A F NAZARETH, Alto Porvorim

 

Spruce Up Rail Infrastructure

The terrible stampede at Elphinstone Road Station on Mumbai’s suburban railway network is another grim reminder to the governments that they have to pull their socks up with little time to waste, and repair the country’s infrastructural system. Many buildings and bridges are so dilapidated in India that they are ready to crumble any time. Unfortunately, the apathy and neglect of the authorities have ensured people live and traverse with danger lurking around the corner.   Successive railways ministers have succumbed to political compulsions by announcing new trains; but hardly anybody seems to have done much to spruce up the rail infrastructure in the country. Ironically, Railways Minister Piyush Goyal was in the city on the day of the Mumbai tragedy to announce 100 new suburban trains. The then railways minister Suresh Prabhu had declared widening of the Elphinstone station overbridge in his 2016-17 budget. But the project failed to take off at all, thanks to vote bank politics, myopic political outlook, lethargic bureaucracy, operational constraints and “financial crunch” among others. It is shocking that Railways has found no worthwhile companies to hand over the contract to date for the purpose of widening the six-feet bridge. The staircase on either side too is longing to be replaced but has no takers. Crowding of people at the edge of one staircase due to heavy rains resulted in stranding of people across the bridge leading to a horrific disaster Friday. The inherent rumour-mongering nature of some of the people led to jostling, pushing and jumping, and the inevitable happened. The bridge, built 15 years ago, handles nearly one lakh people on an average per day and definitely deserved better. There is no crowd control system in most of the suburban network foot overbridges in Mumbai.  Police often act as hapless onlookers in such tragedies. At least during peak hours, police personnel have to be deployed to ease things out. Few overbridges have slopes, rather than staircases, which is again an open invitation to pandemonium. Uniformity in foot overbridge construction, borrowing from the state-of-the-art technology, is the need of the hour.

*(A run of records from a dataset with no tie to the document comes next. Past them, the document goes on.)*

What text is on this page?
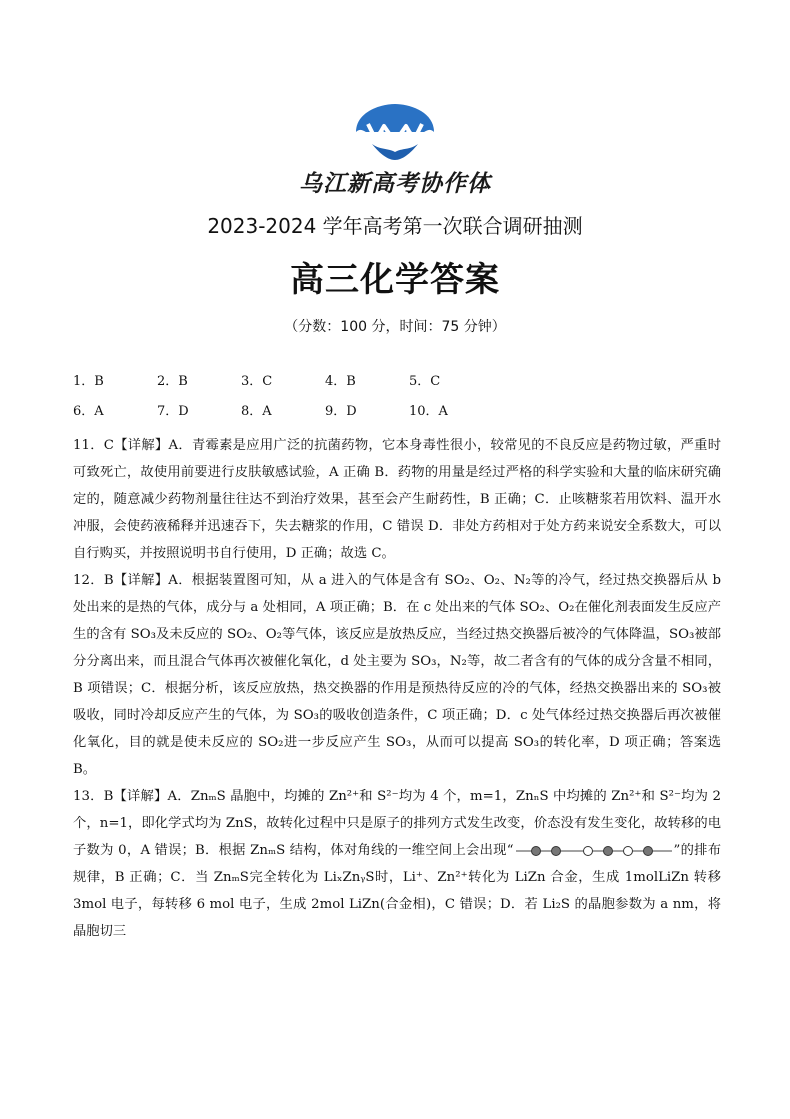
乌江新高考协作体
2023-2024 学年高考第一次联合调研抽测
高三化学答案
（分数：100 分，时间：75 分钟）
1．B	2．B	3．C	4．B	5．C
6．A	7．D	8．A	9．D	10．A

11．C【详解】A．青霉素是应用广泛的抗菌药物，它本身毒性很小，较常见的不良反应是药物过敏，严重时可致死亡，故使用前要进行皮肤敏感试验，A 正确 B．药物的用量是经过严格的科学实验和大量的临床研究确定的，随意减少药物剂量往往达不到治疗效果，甚至会产生耐药性，B 正确；C．止咳糖浆若用饮料、温开水冲服，会使药液稀释并迅速吞下，失去糖浆的作用，C 错误 D．非处方药相对于处方药来说安全系数大，可以自行购买，并按照说明书自行使用，D 正确；故选 C。

12．B【详解】A．根据装置图可知，从 a 进入的气体是含有 SO₂、O₂、N₂等的冷气，经过热交换器后从 b 处出来的是热的气体，成分与 a 处相同，A 项正确；B．在 c 处出来的气体 SO₂、O₂在催化剂表面发生反应产生的含有 SO₃及未反应的 SO₂、O₂等气体，该反应是放热反应，当经过热交换器后被冷的气体降温，SO₃被部分分离出来，而且混合气体再次被催化氧化，d 处主要为 SO₃，N₂等，故二者含有的气体的成分含量不相同，B 项错误；C．根据分析，该反应放热，热交换器的作用是预热待反应的冷的气体，经热交换器出来的 SO₃被吸收，同时冷却反应产生的气体，为 SO₃的吸收创造条件，C 项正确；D．c 处气体经过热交换器后再次被催化氧化，目的就是使未反应的 SO₂进一步反应产生 SO₃，从而可以提高 SO₃的转化率，D 项正确；答案选 B。

13．B【详解】A．ZnₘS 晶胞中，均摊的 Zn²⁺和 S²⁻均为 4 个，m=1，ZnₙS 中均摊的 Zn²⁺和 S²⁻均为 2 个，n=1，即化学式均为 ZnS，故转化过程中只是原子的排列方式发生改变，价态没有发生变化，故转移的电子数为 0，A 错误；B．根据 ZnₘS 结构，体对角线的一维空间上会出现“	”的排布规律，B 正确；C．当 ZnₘS完全转化为 LiₓZnᵧS时，Li⁺、Zn²⁺转化为 LiZn 合金，生成 1molLiZn 转移 3mol 电子，每转移 6 mol 电子，生成 2mol LiZn(合金相)，C 错误；D．若 Li₂S 的晶胞参数为 a nm，将晶胞切三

The role of the railway station authorities, in moments of bedlam, in taking quick remedial action cannot be overstressed. But for many good Samaritans, the death toll at the Elphinstone station could have been much more. The hopelessly overburdened suburban rail network has to be de-congested through alternative modes of public transport like the ongoing metro project, which has to be expedited.